# Fitting Rancilio Wand to New Machine



## Mifty12 (Feb 22, 2015)

Hi,

i am am a total news so go easy on me.mi have read a lot about change the manufacturer supplied steam wand to a Rancilio Silva wand.. In my earnest to get it right I have purchased said wand only to find that my Gaggia Classic doesn't haventhe nut attachment as I expected but rather a ball and socket type affair which is connected internally with clips directly to the hoses so no easy way of removing the old wand.
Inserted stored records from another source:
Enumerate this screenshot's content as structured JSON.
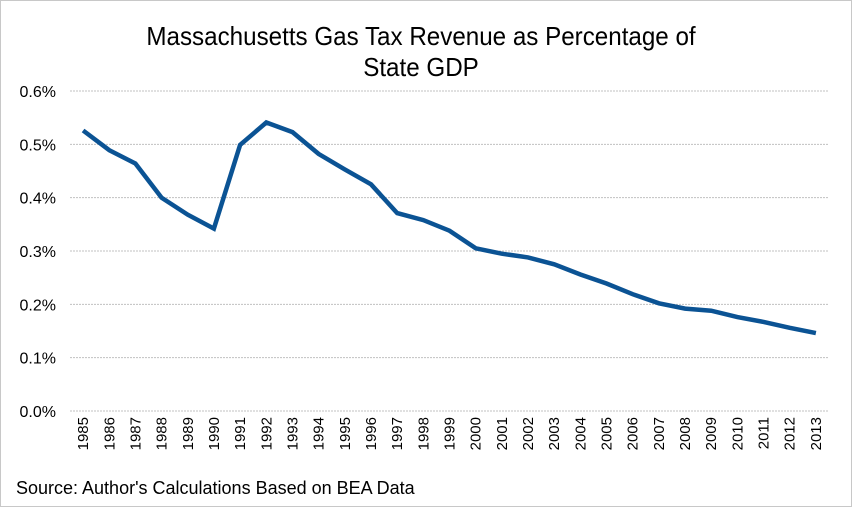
{
  "chart_data": {
    "type": "line",
    "title": "Massachusetts Gas Tax Revenue as Percentage of State GDP",
    "title_lines": [
      "Massachusetts Gas Tax Revenue as Percentage of",
      "State GDP"
    ],
    "xlabel": "",
    "ylabel": "",
    "source": "Source: Author's Calculations Based on BEA Data",
    "ylim": [
      0,
      0.6
    ],
    "y_ticks": [
      0.0,
      0.1,
      0.2,
      0.3,
      0.4,
      0.5,
      0.6
    ],
    "y_tick_labels": [
      "0.0%",
      "0.1%",
      "0.2%",
      "0.3%",
      "0.4%",
      "0.5%",
      "0.6%"
    ],
    "grid": true,
    "legend": "none",
    "categories": [
      "1985",
      "1986",
      "1987",
      "1988",
      "1989",
      "1990",
      "1991",
      "1992",
      "1993",
      "1994",
      "1995",
      "1996",
      "1997",
      "1998",
      "1999",
      "2000",
      "2001",
      "2002",
      "2003",
      "2004",
      "2005",
      "2006",
      "2007",
      "2008",
      "2009",
      "2010",
      "2011",
      "2012",
      "2013"
    ],
    "series": [
      {
        "name": "Gas Tax Revenue as % of State GDP",
        "color": "#0b5394",
        "values": [
          0.526,
          0.489,
          0.464,
          0.4,
          0.368,
          0.342,
          0.499,
          0.541,
          0.523,
          0.482,
          0.453,
          0.425,
          0.371,
          0.358,
          0.338,
          0.305,
          0.295,
          0.288,
          0.275,
          0.256,
          0.239,
          0.219,
          0.202,
          0.192,
          0.188,
          0.176,
          0.167,
          0.156,
          0.146
        ]
      }
    ]
  },
  "colors": {
    "line": "#0b5394",
    "grid": "#c0c0c0",
    "border": "#c8c8c8"
  }
}
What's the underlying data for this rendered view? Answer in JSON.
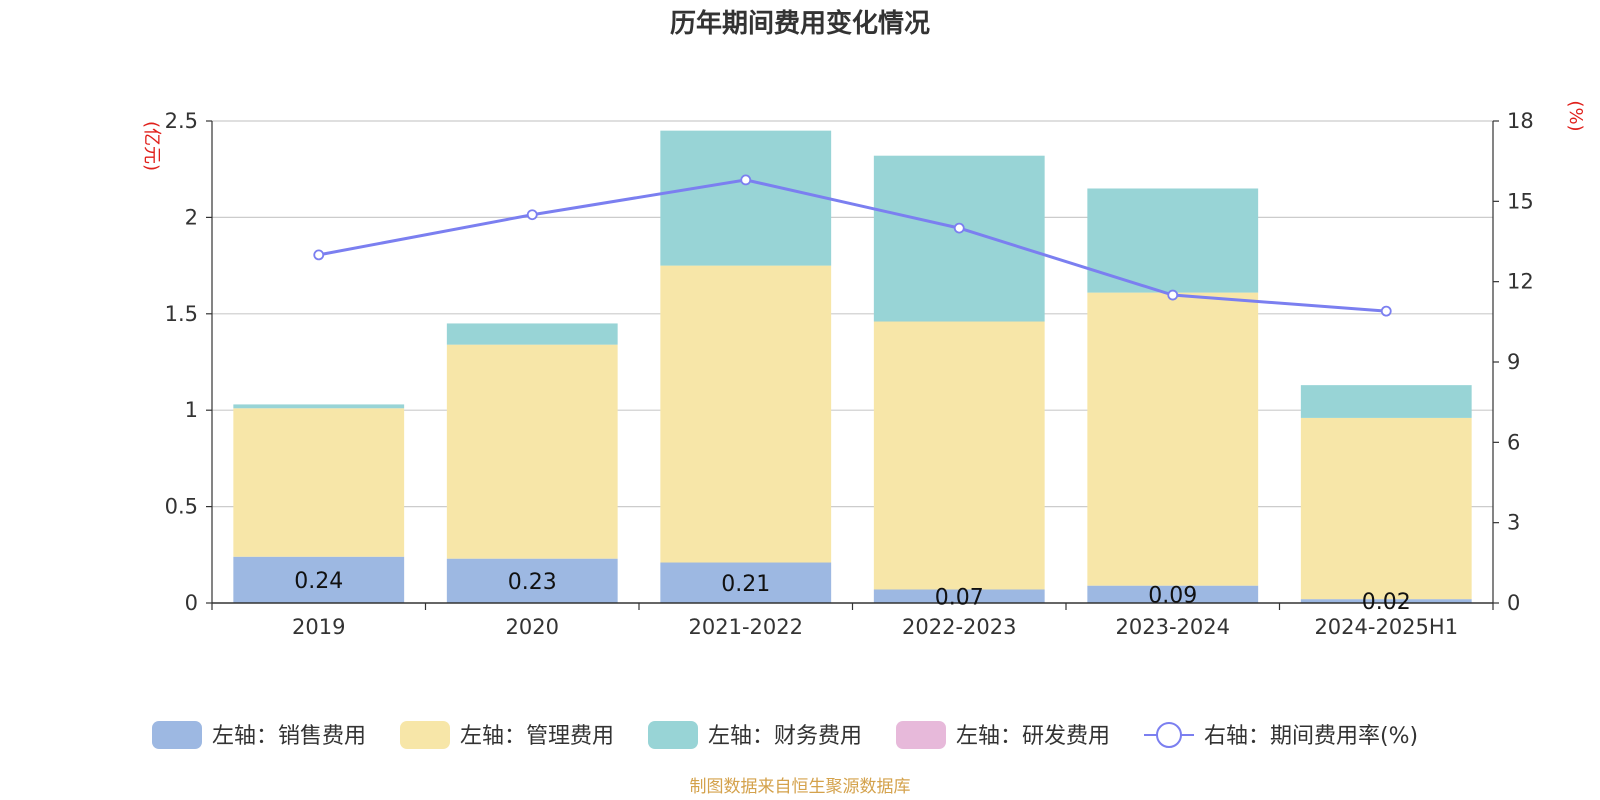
{
  "chart_data": {
    "type": "bar",
    "title": "历年期间费用变化情况",
    "categories": [
      "2019",
      "2020",
      "2021-2022",
      "2022-2023",
      "2023-2024",
      "2024-2025H1"
    ],
    "left_axis": {
      "label": "(亿元)",
      "range": [
        0,
        2.5
      ],
      "ticks": [
        "0",
        "0.5",
        "1",
        "1.5",
        "2",
        "2.5"
      ],
      "tick_values": [
        0,
        0.5,
        1,
        1.5,
        2,
        2.5
      ]
    },
    "right_axis": {
      "label": "(%)",
      "range": [
        0,
        18
      ],
      "ticks": [
        "0",
        "3",
        "6",
        "9",
        "12",
        "15",
        "18"
      ],
      "tick_values": [
        0,
        3,
        6,
        9,
        12,
        15,
        18
      ]
    },
    "series": [
      {
        "name": "左轴：销售费用",
        "kind": "bar",
        "axis": "left",
        "color": "#9db8e2",
        "values": [
          0.24,
          0.23,
          0.21,
          0.07,
          0.09,
          0.02
        ],
        "labels": [
          "0.24",
          "0.23",
          "0.21",
          "0.07",
          "0.09",
          "0.02"
        ]
      },
      {
        "name": "左轴：管理费用",
        "kind": "bar",
        "axis": "left",
        "color": "#f7e6a8",
        "values": [
          0.77,
          1.11,
          1.54,
          1.39,
          1.52,
          0.94
        ]
      },
      {
        "name": "左轴：财务费用",
        "kind": "bar",
        "axis": "left",
        "color": "#98d4d6",
        "values": [
          0.02,
          0.11,
          0.7,
          0.86,
          0.54,
          0.17
        ]
      },
      {
        "name": "左轴：研发费用",
        "kind": "bar",
        "axis": "left",
        "color": "#e7b9da",
        "values": [
          0,
          0,
          0,
          0,
          0,
          0
        ]
      },
      {
        "name": "右轴：期间费用率(%)",
        "kind": "line",
        "axis": "right",
        "color": "#7b7ff0",
        "values": [
          13.0,
          14.5,
          15.8,
          14.0,
          11.5,
          10.9
        ]
      }
    ],
    "grid": true,
    "legend_position": "bottom"
  },
  "source_note": "制图数据来自恒生聚源数据库",
  "colors": {
    "axis_label": "#e0201b",
    "source_note": "#d4a24c",
    "text": "#333333",
    "grid": "#cccccc"
  }
}
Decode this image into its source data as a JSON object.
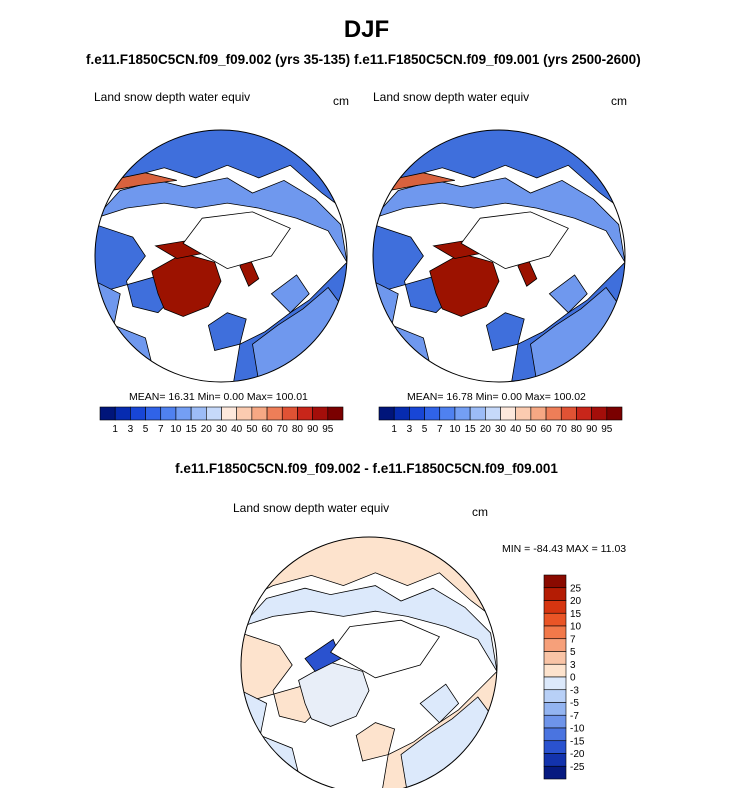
{
  "title": "DJF",
  "colors": {
    "ocean": "#ffffff",
    "snow_low": "#3f6fdc",
    "snow_mid": "#6f98ee",
    "snow_high": "#9c1200",
    "diff_pos": "#fde3cd",
    "diff_neg": "#dce9fb",
    "coast": "#000000"
  },
  "panels": [
    {
      "case_title": "f.e11.F1850C5CN.f09_f09.002 (yrs 35-135)",
      "variable": "Land snow depth water equiv",
      "units": "cm",
      "stats": "MEAN=  16.31  Min=   0.00  Max= 100.01"
    },
    {
      "case_title": "f.e11.F1850C5CN.f09_f09.001 (yrs 2500-2600)",
      "variable": "Land snow depth water equiv",
      "units": "cm",
      "stats": "MEAN=  16.78  Min=   0.00  Max= 100.02"
    }
  ],
  "difference": {
    "title": "f.e11.F1850C5CN.f09_f09.002 - f.e11.F1850C5CN.f09_f09.001",
    "variable": "Land snow depth water equiv",
    "units": "cm",
    "stats": "MIN = -84.43 MAX =  11.03"
  },
  "chart_data": [
    {
      "type": "heatmap",
      "projection": "north polar stereographic",
      "title": "f.e11.F1850C5CN.f09_f09.002 (yrs 35-135)",
      "variable": "Land snow depth water equiv",
      "units": "cm",
      "mean": 16.31,
      "min": 0.0,
      "max": 100.01,
      "colorbar": {
        "levels": [
          1,
          3,
          5,
          7,
          10,
          15,
          20,
          30,
          40,
          50,
          60,
          70,
          80,
          90,
          95
        ],
        "colors": [
          "#00157a",
          "#062bb0",
          "#1846d6",
          "#3063e8",
          "#4f81f0",
          "#749ff4",
          "#9cbcf7",
          "#c6d9fa",
          "#fde8dc",
          "#fbcbb0",
          "#f6a884",
          "#ee7e58",
          "#e05234",
          "#c8261a",
          "#a40e0a",
          "#7a0000"
        ]
      }
    },
    {
      "type": "heatmap",
      "projection": "north polar stereographic",
      "title": "f.e11.F1850C5CN.f09_f09.001 (yrs 2500-2600)",
      "variable": "Land snow depth water equiv",
      "units": "cm",
      "mean": 16.78,
      "min": 0.0,
      "max": 100.02,
      "colorbar": {
        "levels": [
          1,
          3,
          5,
          7,
          10,
          15,
          20,
          30,
          40,
          50,
          60,
          70,
          80,
          90,
          95
        ],
        "colors": [
          "#00157a",
          "#062bb0",
          "#1846d6",
          "#3063e8",
          "#4f81f0",
          "#749ff4",
          "#9cbcf7",
          "#c6d9fa",
          "#fde8dc",
          "#fbcbb0",
          "#f6a884",
          "#ee7e58",
          "#e05234",
          "#c8261a",
          "#a40e0a",
          "#7a0000"
        ]
      }
    },
    {
      "type": "heatmap",
      "projection": "north polar stereographic",
      "title": "f.e11.F1850C5CN.f09_f09.002 - f.e11.F1850C5CN.f09_f09.001",
      "variable": "Land snow depth water equiv",
      "units": "cm",
      "min": -84.43,
      "max": 11.03,
      "colorbar": {
        "levels": [
          25,
          20,
          15,
          10,
          7,
          5,
          3,
          0,
          -3,
          -5,
          -7,
          -10,
          -15,
          -20,
          -25
        ],
        "colors": [
          "#8a0a00",
          "#b41c04",
          "#d63510",
          "#ea5526",
          "#f2794a",
          "#f6a07a",
          "#f9c4a6",
          "#fde3cd",
          "#dce9fb",
          "#b8d0f7",
          "#93b4f1",
          "#6e94ea",
          "#4a74e0",
          "#2a52cf",
          "#1333ad",
          "#061a80"
        ]
      }
    }
  ]
}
Does anyone have a ny ideas on how to change the wand and if solis it worth the aggro.

Cheers


----------



## jeebsy (May 5, 2013)

http://coffeeforums.co.uk/showthread.php?21693-Putting-a-Silvia-Wand-Onto-New-2015-Gaggia-Classics


----------



## Mifty12 (Feb 22, 2015)

Awesome, thanks. Annoyingly I was at the vey last stage then thought it wouldn't fit. Ah well back to it for another go lol.


----------



## Mifty12 (Feb 22, 2015)

Mifty12 said:


> Awesome, thanks. Annoyingly I was at the vey last stage then thought it wouldn't fit. Ah well back to it for another go lol.


All sorted, cheers


----------



## hotmetal (Oct 31, 2013)

Glad you got it fitted ok. Enjoy your cappuccinos!


----------